Daha sonra, aylık gelir durumunu değerlendiren Şen, bölgenin %18’inden fazlasının asgari ücret (çalışmanın yapıldığı tarihte 650 TL) üzerinde bir gelire sahip iken çoğunluğunun 1.000-1.200 TL arasında bir kazanç elde ettiklerini tespit eder. Gelir durumlarına rağmen göçmen nüfusun 1/4’ü ailesinde tek çalışan birey olma özelliğine sahiptir. Evli ve bekâr göçmenlere tasarruf edip edemedikleri sorulduğunda neredeyse tamamı para biriktiremediklerini söylemektedir. Ayrıca, göçmen işçilerin %84,4’ünün hiçbir sosyal güvencesi de bulunmamaktadır.
Süleymaniye bölgesinin her ne kadar fiziksel olarak bütün merkezlere yakın bulunsa da, erişilebilirlik açısından aslında bir o kadarda uzak olduğuna dikkat çeken ikinci panelist Ayşe Alican, çalışma kapsamında 300’ü aşkın göçmen nüfusla birebir görüşüyor. Yaptığı mülakatlar neticesinde şu sonuçları elde ediyor: 1980 öncesinde bekâr odasında kalan kişiler, şu anki sakinlerden daha fazla gelir elde etmektedir. Ayrıca bu kişilerden bazıları da bölgede esnaf pozisyonuna geçmiş bulunmaktadır. Bununla birlikte, zamanla, bölgedeki marketler de bir anlamda komisyoncu görevini üstlenmekte, bölgeye gelen göçmenlere ev kiralayan emlakçı vazifesi görmektedirler.
Bölgede bekârlar ve aileler bir arada yaşamaktadırlar. Ancak, aileler bu bekâr nüfusu mahallelerinde bir “güvensizlik” unsuru olarak yorumlamaktadırlar. Ayrıca, 2006 yılında başlatılan kentsel dönüşüm dolayısıyla binaların boşaltılması, söz konusu dönüşümün sekteye uğraması neticesinde, bölgede suç unsuru teşkil edecek yapıların oluşmasına zemin hazırlamıştır. Dolayısıyla aileler kentsel dönüşümü bir “temizlenme” olarak değerlendirirken bekâr odası sakinleri buna katılmamaktadır. Bekâr odası sakinlerine göre mahalle 2000’li yıllardan sonra eskisinden daha güvenli hâlde. Özetle, bölgede yaşayan nüfusun bir kısmı kentsel dönüşüme olumlu bakarken bir kısmı da tedirgin yaklaşmaktadır.
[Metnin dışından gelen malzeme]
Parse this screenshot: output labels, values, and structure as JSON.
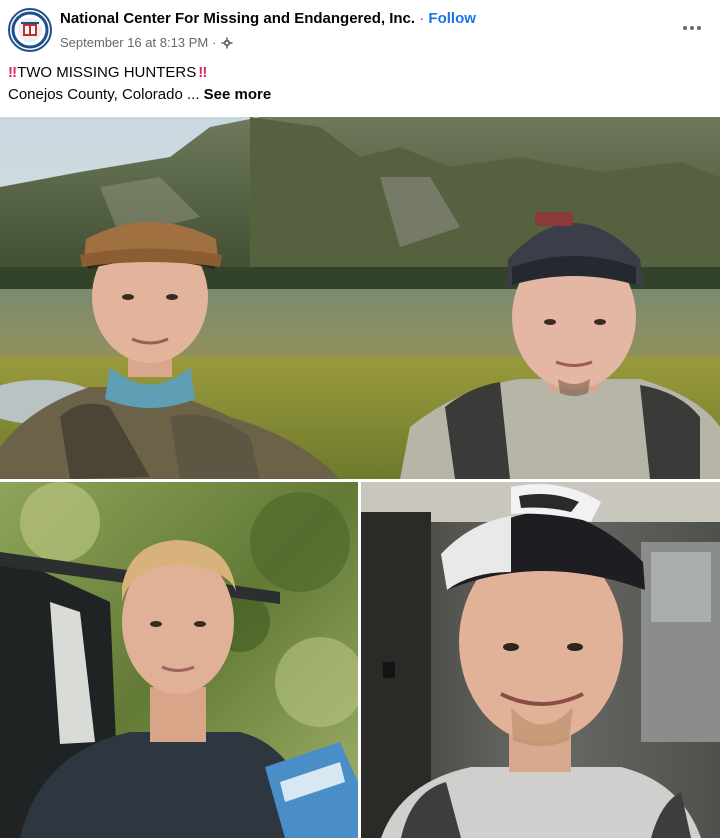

Alican, bölgenin mahalle hayatı çerçevesinde, bütün gruplar açısından bir “ötekileştirme”nin varlığını tespit ediyor. Buna göre, bölgedeki yerli İstanbullular Türk-Kürt ayrımı yapmakta; Kürt nüfus ise Roman/Çingene nüfustan rahatsızlık duymaktadırlar. Rahatsızlık duyulan diğer grup ise yabancılardır. Yabancıların istihdama katılarak daha az parayla çalışmayı kabul etmelerinden ve işverenlerin tercihlerinin yabancılardan yana olmasından memnun değillerdir.
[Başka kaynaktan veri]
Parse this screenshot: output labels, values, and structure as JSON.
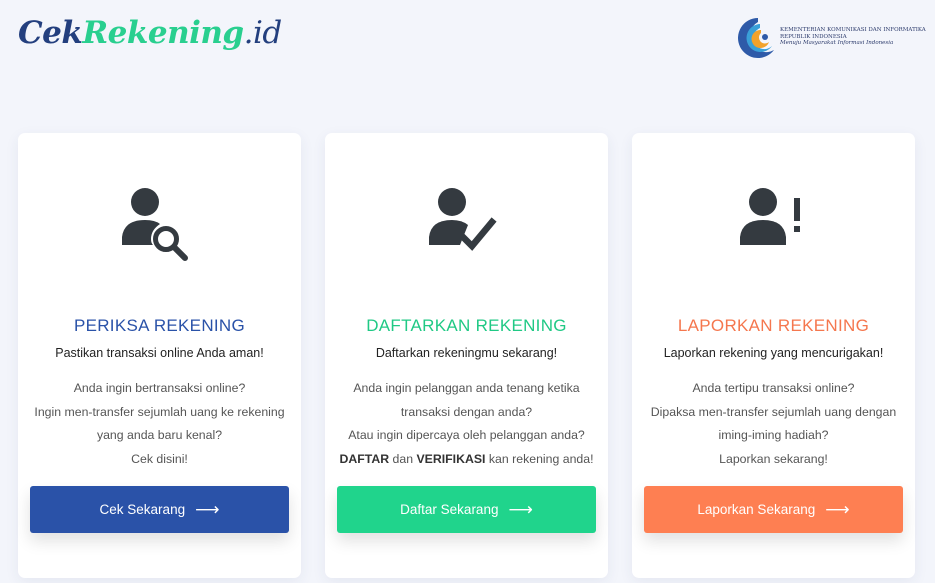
{
  "header": {
    "logo": {
      "part1": "Cek",
      "part2": "Rekening",
      "part3": ".id"
    },
    "kominfo": {
      "line1": "Kementerian Komunikasi dan Informatika",
      "line2": "Republik Indonesia",
      "line3": "Menuju Masyarakat Informasi Indonesia"
    }
  },
  "colors": {
    "blue": "#2a52a8",
    "green": "#20d48c",
    "orange": "#fe7f52",
    "icon": "#343a40"
  },
  "cards": [
    {
      "icon": "user-search-icon",
      "title": "PERIKSA REKENING",
      "subtitle": "Pastikan transaksi online Anda aman!",
      "desc": [
        "Anda ingin bertransaksi online?",
        "Ingin men-transfer sejumlah uang ke rekening",
        "yang anda baru kenal?",
        "Cek disini!"
      ],
      "button": "Cek Sekarang",
      "arrow": "⟶"
    },
    {
      "icon": "user-check-icon",
      "title": "DAFTARKAN REKENING",
      "subtitle": "Daftarkan rekeningmu sekarang!",
      "desc": [
        "Anda ingin pelanggan anda tenang ketika",
        "transaksi dengan anda?",
        "Atau ingin dipercaya oleh pelanggan anda?"
      ],
      "desc_last": {
        "b1": "DAFTAR",
        "t1": " dan ",
        "b2": "VERIFIKASI",
        "t2": " kan rekening anda!"
      },
      "button": "Daftar Sekarang",
      "arrow": "⟶"
    },
    {
      "icon": "user-exclamation-icon",
      "title": "LAPORKAN REKENING",
      "subtitle": "Laporkan rekening yang mencurigakan!",
      "desc": [
        "Anda tertipu transaksi online?",
        "Dipaksa men-transfer sejumlah uang dengan",
        "iming-iming hadiah?",
        "Laporkan sekarang!"
      ],
      "button": "Laporkan Sekarang",
      "arrow": "⟶"
    }
  ]
}
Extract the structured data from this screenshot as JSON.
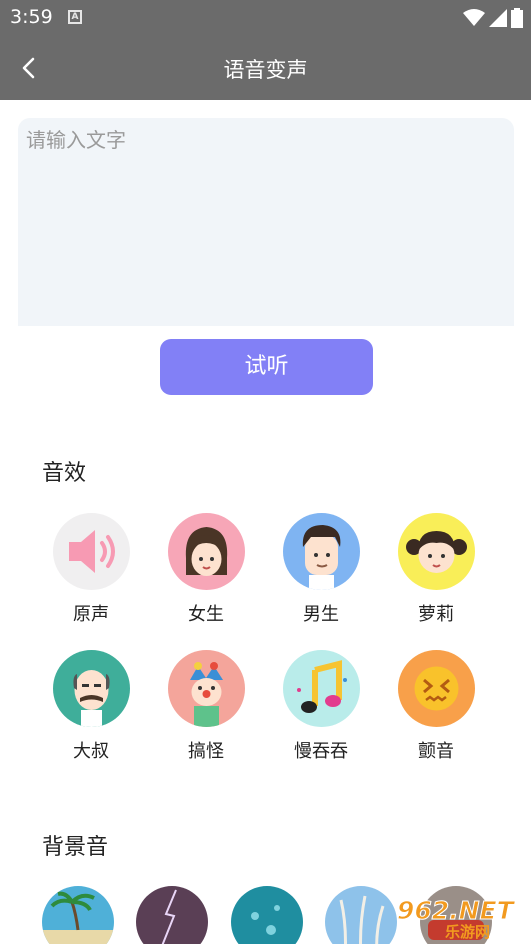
{
  "status": {
    "time": "3:59",
    "notif_icon": "A"
  },
  "appbar": {
    "title": "语音变声",
    "back_icon": "chevron-left-icon"
  },
  "input": {
    "placeholder": "请输入文字",
    "value": ""
  },
  "listen_button": {
    "label": "试听",
    "color": "#8280f6"
  },
  "effects": {
    "title": "音效",
    "items": [
      {
        "label": "原声",
        "icon": "speaker-icon",
        "bg": "#f0eff0"
      },
      {
        "label": "女生",
        "icon": "girl-avatar-icon",
        "bg": "#f7a6b7"
      },
      {
        "label": "男生",
        "icon": "boy-avatar-icon",
        "bg": "#7fb4f2"
      },
      {
        "label": "萝莉",
        "icon": "loli-avatar-icon",
        "bg": "#f9ee58"
      },
      {
        "label": "大叔",
        "icon": "uncle-avatar-icon",
        "bg": "#3fae9a"
      },
      {
        "label": "搞怪",
        "icon": "clown-avatar-icon",
        "bg": "#f4a59b"
      },
      {
        "label": "慢吞吞",
        "icon": "music-note-icon",
        "bg": "#b9ecea"
      },
      {
        "label": "颤音",
        "icon": "dizzy-face-icon",
        "bg": "#f8a04a"
      }
    ]
  },
  "background_sounds": {
    "title": "背景音",
    "items": [
      {
        "icon": "beach-thumb",
        "color": "#4fb0d8"
      },
      {
        "icon": "lightning-thumb",
        "color": "#5a3f55"
      },
      {
        "icon": "rain-thumb",
        "color": "#1f8ea0"
      },
      {
        "icon": "reeds-thumb",
        "color": "#8ec2ea"
      },
      {
        "icon": "vehicle-thumb",
        "color": "#9a8f88"
      }
    ]
  },
  "watermark": {
    "text": "962.NET",
    "subtext": "乐游网"
  }
}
Kadın nüfus açısından, bölgede yaşayan Türk kökenli kadın nüfus mevcut değildir. Yabancı kadınlar ise, en üst katta yaşama, gece üzerlerine ev sahipleri tarafından kapının kilitlenmesi gibi belli ilkeleri kabul etmeleri şartı ile kalabilmektedirler.
Ayşe Alican’ın ardından, aynı zamanda “İstanbul Süleymaniye’de Göç, Kentsel Yoksulluk ve Enformel Sektör” TÜBİTAK projesinde etkin bir şekilde yer alan İstanbul Şehir Üniversitesi’nden Alim Arlı değerlendirmelerini aktardı.
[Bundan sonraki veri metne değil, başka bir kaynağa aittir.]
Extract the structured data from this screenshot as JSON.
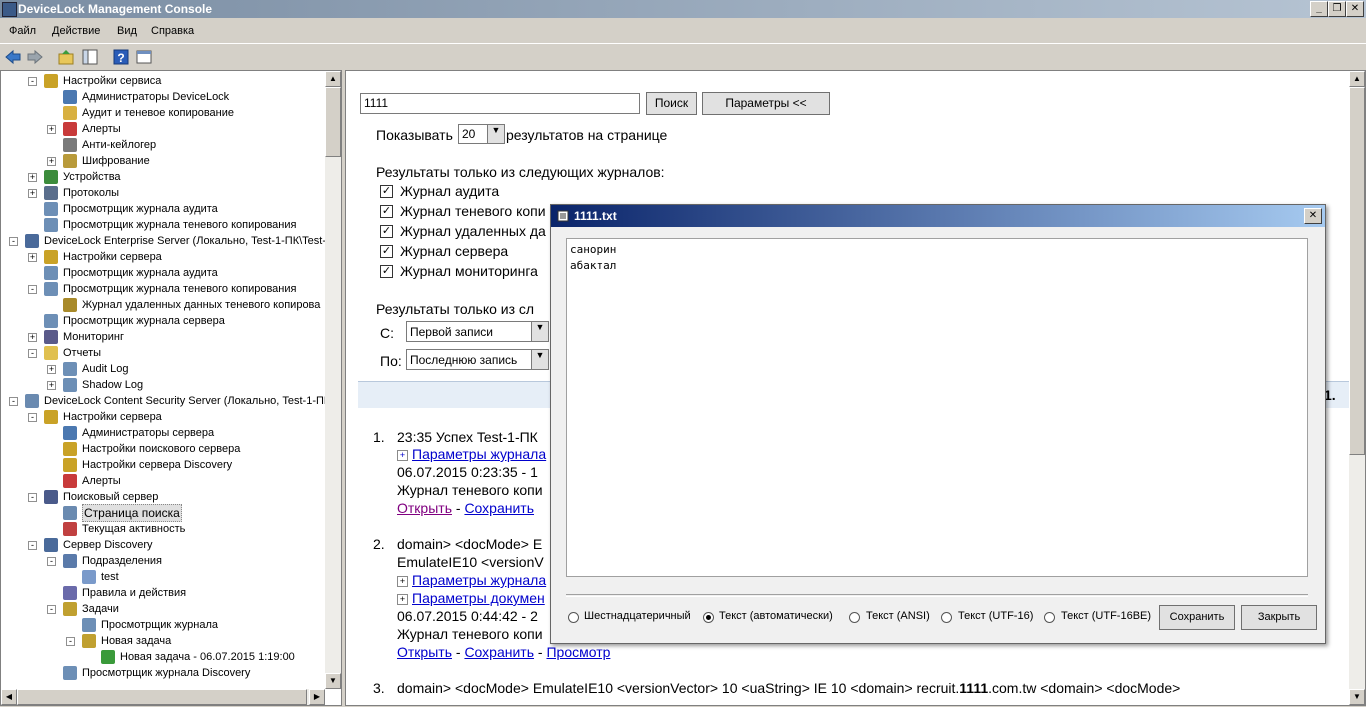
{
  "window": {
    "title": "DeviceLock Management Console"
  },
  "menu": [
    "Файл",
    "Действие",
    "Вид",
    "Справка"
  ],
  "toolbar_icons": [
    "back-arrow-icon",
    "forward-arrow-icon",
    "folder-up-icon",
    "show-tree-icon",
    "help-icon",
    "properties-icon"
  ],
  "tree": [
    {
      "label": "Настройки сервиса",
      "level": 2,
      "exp": "-",
      "icon": "gear"
    },
    {
      "label": "Администраторы DeviceLock",
      "level": 3,
      "exp": "",
      "icon": "users"
    },
    {
      "label": "Аудит и теневое копирование",
      "level": 3,
      "exp": "",
      "icon": "doc"
    },
    {
      "label": "Алерты",
      "level": 3,
      "exp": "+",
      "icon": "alert"
    },
    {
      "label": "Анти-кейлогер",
      "level": 3,
      "exp": "",
      "icon": "keyboard"
    },
    {
      "label": "Шифрование",
      "level": 3,
      "exp": "+",
      "icon": "crypt"
    },
    {
      "label": "Устройства",
      "level": 2,
      "exp": "+",
      "icon": "chip"
    },
    {
      "label": "Протоколы",
      "level": 2,
      "exp": "+",
      "icon": "proto"
    },
    {
      "label": "Просмотрщик журнала аудита",
      "level": 2,
      "exp": "",
      "icon": "log"
    },
    {
      "label": "Просмотрщик журнала теневого копирования",
      "level": 2,
      "exp": "",
      "icon": "log"
    },
    {
      "label": "DeviceLock Enterprise Server (Локально, Test-1-ПК\\Test-",
      "level": 1,
      "exp": "-",
      "icon": "server"
    },
    {
      "label": "Настройки сервера",
      "level": 2,
      "exp": "+",
      "icon": "gear"
    },
    {
      "label": "Просмотрщик журнала аудита",
      "level": 2,
      "exp": "",
      "icon": "log"
    },
    {
      "label": "Просмотрщик журнала теневого копирования",
      "level": 2,
      "exp": "-",
      "icon": "log"
    },
    {
      "label": "Журнал удаленных данных теневого копирова",
      "level": 3,
      "exp": "",
      "icon": "gearlog"
    },
    {
      "label": "Просмотрщик журнала сервера",
      "level": 2,
      "exp": "",
      "icon": "log"
    },
    {
      "label": "Мониторинг",
      "level": 2,
      "exp": "+",
      "icon": "monitor"
    },
    {
      "label": "Отчеты",
      "level": 2,
      "exp": "-",
      "icon": "folder"
    },
    {
      "label": "Audit Log",
      "level": 3,
      "exp": "+",
      "icon": "log"
    },
    {
      "label": "Shadow Log",
      "level": 3,
      "exp": "+",
      "icon": "log"
    },
    {
      "label": "DeviceLock Content Security Server (Локально, Test-1-ПК",
      "level": 1,
      "exp": "-",
      "icon": "search"
    },
    {
      "label": "Настройки сервера",
      "level": 2,
      "exp": "-",
      "icon": "gear"
    },
    {
      "label": "Администраторы сервера",
      "level": 3,
      "exp": "",
      "icon": "users"
    },
    {
      "label": "Настройки поискового сервера",
      "level": 3,
      "exp": "",
      "icon": "gear"
    },
    {
      "label": "Настройки сервера Discovery",
      "level": 3,
      "exp": "",
      "icon": "gear"
    },
    {
      "label": "Алерты",
      "level": 3,
      "exp": "",
      "icon": "alert"
    },
    {
      "label": "Поисковый сервер",
      "level": 2,
      "exp": "-",
      "icon": "searchsrv"
    },
    {
      "label": "Страница поиска",
      "level": 3,
      "exp": "",
      "icon": "search",
      "selected": true
    },
    {
      "label": "Текущая активность",
      "level": 3,
      "exp": "",
      "icon": "activity"
    },
    {
      "label": "Сервер Discovery",
      "level": 2,
      "exp": "-",
      "icon": "discovery"
    },
    {
      "label": "Подразделения",
      "level": 3,
      "exp": "-",
      "icon": "units"
    },
    {
      "label": "test",
      "level": 4,
      "exp": "",
      "icon": "unit"
    },
    {
      "label": "Правила и действия",
      "level": 3,
      "exp": "",
      "icon": "rules"
    },
    {
      "label": "Задачи",
      "level": 3,
      "exp": "-",
      "icon": "tasks"
    },
    {
      "label": "Просмотрщик журнала",
      "level": 4,
      "exp": "",
      "icon": "log"
    },
    {
      "label": "Новая задача",
      "level": 4,
      "exp": "-",
      "icon": "tasks"
    },
    {
      "label": "Новая задача - 06.07.2015 1:19:00",
      "level": 5,
      "exp": "",
      "icon": "taskrun"
    },
    {
      "label": "Просмотрщик журнала Discovery",
      "level": 3,
      "exp": "",
      "icon": "log"
    }
  ],
  "search": {
    "query": "1111",
    "search_button": "Поиск",
    "params_button": "Параметры <<",
    "show_label": "Показывать",
    "per_page": "20",
    "per_page_suffix": "результатов на странице",
    "logs_heading": "Результаты только из следующих журналов:",
    "logs": [
      "Журнал аудита",
      "Журнал теневого копи",
      "Журнал удаленных да",
      "Журнал сервера",
      "Журнал мониторинга"
    ],
    "range_heading": "Результаты только из сл",
    "from_label": "С:",
    "from_value": "Первой записи",
    "to_label": "По:",
    "to_value": "Последнюю запись"
  },
  "results": {
    "r1": {
      "num": "1.",
      "line1": "23:35 Успех Test-1-ПК",
      "link1": "Параметры журнала",
      "line2": "06.07.2015 0:23:35 - 1",
      "line3": "Журнал теневого копи",
      "open": "Открыть",
      "sep": "-",
      "save": "Сохранить"
    },
    "r2": {
      "num": "2.",
      "line1": "domain> <docMode> E",
      "line2": "EmulateIE10 <versionV",
      "link1": "Параметры журнала",
      "link2": "Параметры докумен",
      "line3": "06.07.2015 0:44:42 - 2",
      "line4": "Журнал теневого копи",
      "open": "Открыть",
      "sep1": "-",
      "save": "Сохранить",
      "sep2": "-",
      "view": "Просмотр"
    },
    "r3": {
      "num": "3.",
      "pre": "domain> <docMode> EmulateIE10 <versionVector> 10 <uaString> IE 10 <domain> recruit.",
      "bold": "1111",
      "post": ".com.tw <domain> <docMode>"
    },
    "edge_fragment": "1."
  },
  "dialog": {
    "title": "1111.txt",
    "close": "✕",
    "content": [
      "санорин",
      "абактал"
    ],
    "radios": [
      {
        "label": "Шестнадцатеричный",
        "checked": false
      },
      {
        "label": "Текст (автоматически)",
        "checked": true
      },
      {
        "label": "Текст (ANSI)",
        "checked": false
      },
      {
        "label": "Текст (UTF-16)",
        "checked": false
      },
      {
        "label": "Текст (UTF-16BE)",
        "checked": false
      }
    ],
    "save_button": "Сохранить",
    "close_button": "Закрыть"
  }
}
Arlı’nın ifadesiyle, bölge, özellikle kültürel ve ekonomik sermaye bakımından en mülksüz ve en düşüklerin yaşadığı bir yerdir. Birkaç nesil boyunca bekâr odası hayatı yaşayanların sayısı da oldukça fazladır. Bu bölgeye sosyal devlet hizmeti veren kurumların temaslarının olamaması da doğrudan doğruya bu yoksulluk döngüsünün bir parçası hâline gelen genç nüfus kitlesinin burada yaşamaya devam etmesine sebep olmaktadır.
Bölgede farklı toplumsal mekanizmalar gelişmiştir; esnaf komisyoncu, hanı kiralayan kişi de yarı-polis pozisyonundadır.
Arlı’ya göre bölge, Türkiye’deki sosyal değişimin anlaşılması açısından da çok önem arz etmektedir. Bölgedeki göçmen nüfusun aile bağları zayıflamakta ve bu aileler köken toplumuyla yabancılaşan bir grup hâline gelmektedirler. Arlı’ya göre, özellikle mülkiyet ilişkilerinin kuvvetli olduğu bir kapitalist kent ortamında bu kadar mülksüzleşmiş grupların nasıl tutunduğunu anlayabilmek köken toplumundaki mülksüzlüğü anlamakla mümkündür.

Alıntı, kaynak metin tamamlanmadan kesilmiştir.